We know that the greatest risk of serious illness and death from COVID-19 among the Mexican population is pre-existing comorbidities. In our study, the comorbidities presented by the patients were hypertension, diabetes mellitus, heart disease and COPD.
Meta-analyses of retrospective studies confirm that COPD is associated with a 5.9-fold increased risk of progression, with a higher risk of death identified in individuals who have hypertension, diabetes, cardiovascular disease or cerebrovascular disease16. In contrast to our study, the total number of residents with COPD was 24 (23.5%), with 10 (18.2%) positive cases and 6 (26.1) patients who died. We also observed that the predominant factors were Hypertension with an OR 1.1, (p-value=0.868.), Obesity 0.8, (p-value=0.802.), with the sample size limitation associated with statistical significance17.
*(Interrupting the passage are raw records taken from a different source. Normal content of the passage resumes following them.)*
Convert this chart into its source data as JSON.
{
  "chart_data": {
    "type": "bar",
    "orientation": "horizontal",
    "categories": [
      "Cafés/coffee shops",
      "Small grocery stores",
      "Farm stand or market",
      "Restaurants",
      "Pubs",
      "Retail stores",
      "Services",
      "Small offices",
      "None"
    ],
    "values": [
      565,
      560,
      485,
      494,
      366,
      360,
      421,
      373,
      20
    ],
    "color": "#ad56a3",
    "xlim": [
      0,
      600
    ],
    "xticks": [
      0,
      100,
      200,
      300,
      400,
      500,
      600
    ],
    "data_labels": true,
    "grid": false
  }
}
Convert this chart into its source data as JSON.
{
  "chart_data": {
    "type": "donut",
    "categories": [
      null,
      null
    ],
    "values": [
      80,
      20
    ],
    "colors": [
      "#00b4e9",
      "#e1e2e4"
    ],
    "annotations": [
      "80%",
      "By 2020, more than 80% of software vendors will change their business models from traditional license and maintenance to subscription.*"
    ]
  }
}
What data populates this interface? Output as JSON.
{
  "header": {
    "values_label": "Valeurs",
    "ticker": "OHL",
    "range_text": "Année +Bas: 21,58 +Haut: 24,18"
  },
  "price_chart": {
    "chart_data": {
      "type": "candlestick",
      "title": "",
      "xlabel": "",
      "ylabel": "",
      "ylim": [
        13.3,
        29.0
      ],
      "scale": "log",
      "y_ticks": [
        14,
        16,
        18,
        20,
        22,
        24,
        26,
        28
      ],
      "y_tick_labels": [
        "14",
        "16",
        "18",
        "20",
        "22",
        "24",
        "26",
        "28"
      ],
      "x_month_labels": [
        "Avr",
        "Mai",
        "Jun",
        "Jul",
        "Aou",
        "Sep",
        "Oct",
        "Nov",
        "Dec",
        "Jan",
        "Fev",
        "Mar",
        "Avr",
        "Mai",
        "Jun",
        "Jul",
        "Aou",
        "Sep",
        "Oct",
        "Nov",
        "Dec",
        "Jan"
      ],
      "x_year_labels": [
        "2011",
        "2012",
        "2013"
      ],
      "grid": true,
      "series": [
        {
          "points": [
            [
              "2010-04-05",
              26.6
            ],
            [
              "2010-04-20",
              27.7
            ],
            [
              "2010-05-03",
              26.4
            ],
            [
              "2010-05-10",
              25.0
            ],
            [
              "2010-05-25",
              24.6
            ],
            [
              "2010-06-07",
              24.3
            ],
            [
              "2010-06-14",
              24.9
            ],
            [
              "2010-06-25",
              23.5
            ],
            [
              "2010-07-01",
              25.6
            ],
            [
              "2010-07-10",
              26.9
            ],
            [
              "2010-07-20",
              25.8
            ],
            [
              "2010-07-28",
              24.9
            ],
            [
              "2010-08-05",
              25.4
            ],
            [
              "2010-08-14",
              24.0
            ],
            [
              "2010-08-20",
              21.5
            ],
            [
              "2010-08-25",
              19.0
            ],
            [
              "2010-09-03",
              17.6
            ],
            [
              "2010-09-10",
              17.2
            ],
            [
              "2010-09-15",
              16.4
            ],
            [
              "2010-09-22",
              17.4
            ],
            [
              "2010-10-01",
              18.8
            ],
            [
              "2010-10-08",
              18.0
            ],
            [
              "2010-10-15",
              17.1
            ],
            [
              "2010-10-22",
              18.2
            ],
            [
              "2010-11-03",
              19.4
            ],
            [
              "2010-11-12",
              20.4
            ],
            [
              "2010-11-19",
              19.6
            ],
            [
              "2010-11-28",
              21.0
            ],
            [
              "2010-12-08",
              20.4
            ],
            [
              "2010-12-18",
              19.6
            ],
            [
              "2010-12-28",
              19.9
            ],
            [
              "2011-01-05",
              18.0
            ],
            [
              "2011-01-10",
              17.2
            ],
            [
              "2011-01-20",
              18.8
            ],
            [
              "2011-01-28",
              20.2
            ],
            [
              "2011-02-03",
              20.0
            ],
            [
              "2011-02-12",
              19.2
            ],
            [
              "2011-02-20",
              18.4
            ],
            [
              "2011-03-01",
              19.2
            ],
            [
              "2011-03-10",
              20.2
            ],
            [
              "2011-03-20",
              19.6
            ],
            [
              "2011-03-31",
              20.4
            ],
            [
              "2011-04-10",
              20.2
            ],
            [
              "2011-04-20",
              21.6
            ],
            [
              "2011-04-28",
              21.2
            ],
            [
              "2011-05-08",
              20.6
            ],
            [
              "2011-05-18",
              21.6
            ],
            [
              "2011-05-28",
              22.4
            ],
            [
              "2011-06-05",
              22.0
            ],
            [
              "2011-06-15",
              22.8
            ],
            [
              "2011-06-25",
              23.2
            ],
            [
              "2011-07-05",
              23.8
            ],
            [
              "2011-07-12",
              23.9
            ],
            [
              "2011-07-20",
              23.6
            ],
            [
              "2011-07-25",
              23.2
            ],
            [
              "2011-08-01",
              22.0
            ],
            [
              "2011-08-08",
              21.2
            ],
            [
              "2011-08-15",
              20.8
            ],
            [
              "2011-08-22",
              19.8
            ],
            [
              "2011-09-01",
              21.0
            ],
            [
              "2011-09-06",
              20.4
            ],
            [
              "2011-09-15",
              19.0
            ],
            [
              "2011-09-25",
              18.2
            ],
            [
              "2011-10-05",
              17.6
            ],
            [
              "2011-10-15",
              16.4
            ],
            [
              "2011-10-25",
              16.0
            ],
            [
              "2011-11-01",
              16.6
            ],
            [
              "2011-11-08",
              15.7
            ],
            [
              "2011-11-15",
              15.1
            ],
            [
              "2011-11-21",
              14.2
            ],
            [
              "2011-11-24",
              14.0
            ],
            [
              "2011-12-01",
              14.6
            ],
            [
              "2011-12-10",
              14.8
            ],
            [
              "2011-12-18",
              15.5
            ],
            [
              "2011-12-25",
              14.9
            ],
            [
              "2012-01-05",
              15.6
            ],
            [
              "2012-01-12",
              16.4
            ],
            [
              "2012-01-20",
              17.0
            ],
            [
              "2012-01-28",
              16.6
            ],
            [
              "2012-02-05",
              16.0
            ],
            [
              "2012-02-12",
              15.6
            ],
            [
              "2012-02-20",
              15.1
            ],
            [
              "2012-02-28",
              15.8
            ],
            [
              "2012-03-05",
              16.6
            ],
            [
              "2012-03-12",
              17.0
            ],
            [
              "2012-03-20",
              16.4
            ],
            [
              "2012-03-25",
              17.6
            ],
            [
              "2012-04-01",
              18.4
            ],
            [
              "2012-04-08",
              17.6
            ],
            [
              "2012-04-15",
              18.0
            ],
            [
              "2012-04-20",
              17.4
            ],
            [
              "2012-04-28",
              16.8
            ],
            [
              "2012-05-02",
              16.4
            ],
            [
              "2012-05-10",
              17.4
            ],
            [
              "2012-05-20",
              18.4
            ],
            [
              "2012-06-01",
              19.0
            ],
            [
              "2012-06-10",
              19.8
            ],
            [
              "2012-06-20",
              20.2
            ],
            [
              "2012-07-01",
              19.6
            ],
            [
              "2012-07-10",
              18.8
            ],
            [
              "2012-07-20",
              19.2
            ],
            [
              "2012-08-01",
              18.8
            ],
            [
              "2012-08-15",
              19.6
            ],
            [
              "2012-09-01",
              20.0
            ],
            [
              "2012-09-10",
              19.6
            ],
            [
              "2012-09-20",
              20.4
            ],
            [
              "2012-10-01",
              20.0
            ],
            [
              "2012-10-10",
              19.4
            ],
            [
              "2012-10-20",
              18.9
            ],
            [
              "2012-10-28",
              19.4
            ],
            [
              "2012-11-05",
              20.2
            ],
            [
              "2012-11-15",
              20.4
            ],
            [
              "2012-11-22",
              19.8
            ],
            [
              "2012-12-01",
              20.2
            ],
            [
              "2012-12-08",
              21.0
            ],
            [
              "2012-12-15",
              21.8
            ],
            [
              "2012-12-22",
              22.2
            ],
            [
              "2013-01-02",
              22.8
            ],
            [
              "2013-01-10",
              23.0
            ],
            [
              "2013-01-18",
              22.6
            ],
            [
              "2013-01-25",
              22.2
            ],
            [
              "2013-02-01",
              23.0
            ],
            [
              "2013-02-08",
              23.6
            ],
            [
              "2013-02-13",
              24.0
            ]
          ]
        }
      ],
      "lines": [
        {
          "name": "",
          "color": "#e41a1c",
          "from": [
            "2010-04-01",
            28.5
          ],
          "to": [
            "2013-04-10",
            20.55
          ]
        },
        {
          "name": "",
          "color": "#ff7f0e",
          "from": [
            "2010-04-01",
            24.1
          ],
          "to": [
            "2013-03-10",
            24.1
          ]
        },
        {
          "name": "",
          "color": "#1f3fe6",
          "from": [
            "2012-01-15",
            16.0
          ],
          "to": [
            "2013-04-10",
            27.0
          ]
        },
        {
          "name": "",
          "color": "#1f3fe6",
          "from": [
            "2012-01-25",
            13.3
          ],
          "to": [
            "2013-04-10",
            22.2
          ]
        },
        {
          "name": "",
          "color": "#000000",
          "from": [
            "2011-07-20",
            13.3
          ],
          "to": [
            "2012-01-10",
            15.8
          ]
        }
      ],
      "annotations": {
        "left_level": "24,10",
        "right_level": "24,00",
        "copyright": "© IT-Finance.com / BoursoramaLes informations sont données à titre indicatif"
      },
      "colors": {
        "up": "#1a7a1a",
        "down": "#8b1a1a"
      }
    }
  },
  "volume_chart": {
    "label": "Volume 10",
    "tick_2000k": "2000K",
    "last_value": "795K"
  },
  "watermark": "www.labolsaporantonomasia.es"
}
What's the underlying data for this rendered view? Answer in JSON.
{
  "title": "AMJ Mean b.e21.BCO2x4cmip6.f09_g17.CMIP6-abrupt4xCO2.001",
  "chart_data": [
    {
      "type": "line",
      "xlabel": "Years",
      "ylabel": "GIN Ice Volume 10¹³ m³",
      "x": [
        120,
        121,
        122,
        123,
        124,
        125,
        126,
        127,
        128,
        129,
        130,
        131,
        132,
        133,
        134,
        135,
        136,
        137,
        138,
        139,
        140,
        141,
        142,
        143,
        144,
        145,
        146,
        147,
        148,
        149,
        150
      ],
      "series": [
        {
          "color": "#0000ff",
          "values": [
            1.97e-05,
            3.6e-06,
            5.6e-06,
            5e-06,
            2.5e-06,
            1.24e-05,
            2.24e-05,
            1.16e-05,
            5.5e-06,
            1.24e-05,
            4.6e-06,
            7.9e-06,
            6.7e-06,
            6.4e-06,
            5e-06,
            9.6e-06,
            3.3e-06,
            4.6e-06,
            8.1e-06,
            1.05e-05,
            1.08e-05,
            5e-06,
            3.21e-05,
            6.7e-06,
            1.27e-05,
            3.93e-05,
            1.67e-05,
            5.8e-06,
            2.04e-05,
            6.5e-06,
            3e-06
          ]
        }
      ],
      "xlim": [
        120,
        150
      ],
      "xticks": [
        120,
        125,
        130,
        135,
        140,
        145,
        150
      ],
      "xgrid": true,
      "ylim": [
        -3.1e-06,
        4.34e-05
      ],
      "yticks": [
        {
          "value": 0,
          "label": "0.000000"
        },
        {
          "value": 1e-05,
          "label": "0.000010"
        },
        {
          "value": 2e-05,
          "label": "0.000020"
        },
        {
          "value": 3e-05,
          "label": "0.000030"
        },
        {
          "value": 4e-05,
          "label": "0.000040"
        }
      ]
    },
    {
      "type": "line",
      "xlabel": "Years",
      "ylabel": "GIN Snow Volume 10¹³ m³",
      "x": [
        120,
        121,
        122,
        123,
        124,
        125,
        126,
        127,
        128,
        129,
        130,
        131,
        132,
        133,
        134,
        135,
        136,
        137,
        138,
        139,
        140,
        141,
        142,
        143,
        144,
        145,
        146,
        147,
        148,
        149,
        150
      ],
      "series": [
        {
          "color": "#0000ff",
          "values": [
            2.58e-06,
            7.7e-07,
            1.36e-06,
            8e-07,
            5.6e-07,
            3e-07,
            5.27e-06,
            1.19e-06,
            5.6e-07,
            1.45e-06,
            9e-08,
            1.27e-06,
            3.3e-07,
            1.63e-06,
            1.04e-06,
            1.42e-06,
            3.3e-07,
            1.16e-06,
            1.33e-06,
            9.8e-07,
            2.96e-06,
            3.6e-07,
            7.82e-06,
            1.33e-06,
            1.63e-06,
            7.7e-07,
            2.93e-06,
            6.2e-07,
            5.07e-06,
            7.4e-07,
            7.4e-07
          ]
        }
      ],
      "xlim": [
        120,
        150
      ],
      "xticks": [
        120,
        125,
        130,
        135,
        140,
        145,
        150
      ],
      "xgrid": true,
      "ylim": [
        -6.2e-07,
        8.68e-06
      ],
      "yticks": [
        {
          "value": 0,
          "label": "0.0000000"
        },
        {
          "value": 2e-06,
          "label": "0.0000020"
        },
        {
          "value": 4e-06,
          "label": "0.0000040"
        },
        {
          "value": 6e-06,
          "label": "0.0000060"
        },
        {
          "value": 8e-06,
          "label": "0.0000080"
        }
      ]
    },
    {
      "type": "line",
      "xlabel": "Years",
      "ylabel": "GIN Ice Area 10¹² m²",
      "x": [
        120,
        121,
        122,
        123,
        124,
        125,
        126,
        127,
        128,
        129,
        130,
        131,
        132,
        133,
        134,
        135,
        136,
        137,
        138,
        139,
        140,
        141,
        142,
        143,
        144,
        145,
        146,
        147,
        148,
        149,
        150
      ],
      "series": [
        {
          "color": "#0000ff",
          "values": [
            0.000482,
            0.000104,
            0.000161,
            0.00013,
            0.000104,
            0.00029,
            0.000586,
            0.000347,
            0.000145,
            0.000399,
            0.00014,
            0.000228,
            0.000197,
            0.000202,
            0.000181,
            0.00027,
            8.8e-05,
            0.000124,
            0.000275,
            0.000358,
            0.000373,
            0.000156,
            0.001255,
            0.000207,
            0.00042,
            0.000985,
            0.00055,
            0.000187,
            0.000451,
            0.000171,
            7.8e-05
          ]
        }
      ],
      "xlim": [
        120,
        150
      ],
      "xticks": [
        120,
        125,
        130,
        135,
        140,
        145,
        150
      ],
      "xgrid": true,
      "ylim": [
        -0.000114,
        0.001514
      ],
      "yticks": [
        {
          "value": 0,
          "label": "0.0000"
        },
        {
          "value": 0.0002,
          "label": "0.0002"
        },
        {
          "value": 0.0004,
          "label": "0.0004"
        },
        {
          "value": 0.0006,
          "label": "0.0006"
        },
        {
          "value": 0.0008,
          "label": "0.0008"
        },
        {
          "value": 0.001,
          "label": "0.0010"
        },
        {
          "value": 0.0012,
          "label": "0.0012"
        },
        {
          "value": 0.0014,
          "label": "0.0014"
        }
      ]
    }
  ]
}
Several European countries have reported that healthcare workers account for more than 20% of all confirmed positive cases. In China, it has been documented that 63% of healthcare workers acquired the disease during the period when there were no protocols for the use of personal protective equipment18.
Conclusion
COVID-19 infection presents a daily challenge against time to avoid the contagion, morbidity and mortality it causes worldwide. Despite the fact that scientific advances represent an important effort for the knowledge of the virus, its diagnosis and treatment, information continues to be biased and the cases of infection and deaths have been increasing exponentially. Concomitantly, we are able to recognise that one of the most vulnerable populations is that of the elderly. It is necessary to disclose and go deeper into the risk factors that resulted in this study, as well as taking into account that this population has medical and health conditions apart from the pandemic, such as social abandonment, chronic illnesses, psychiatric and cognitive conditions that could further limit their survival. We must involve family members, caregivers and medical personnel around the elderly and instil prevention of these risk factors in order to contribute to a decrease in COVID-19 mortality.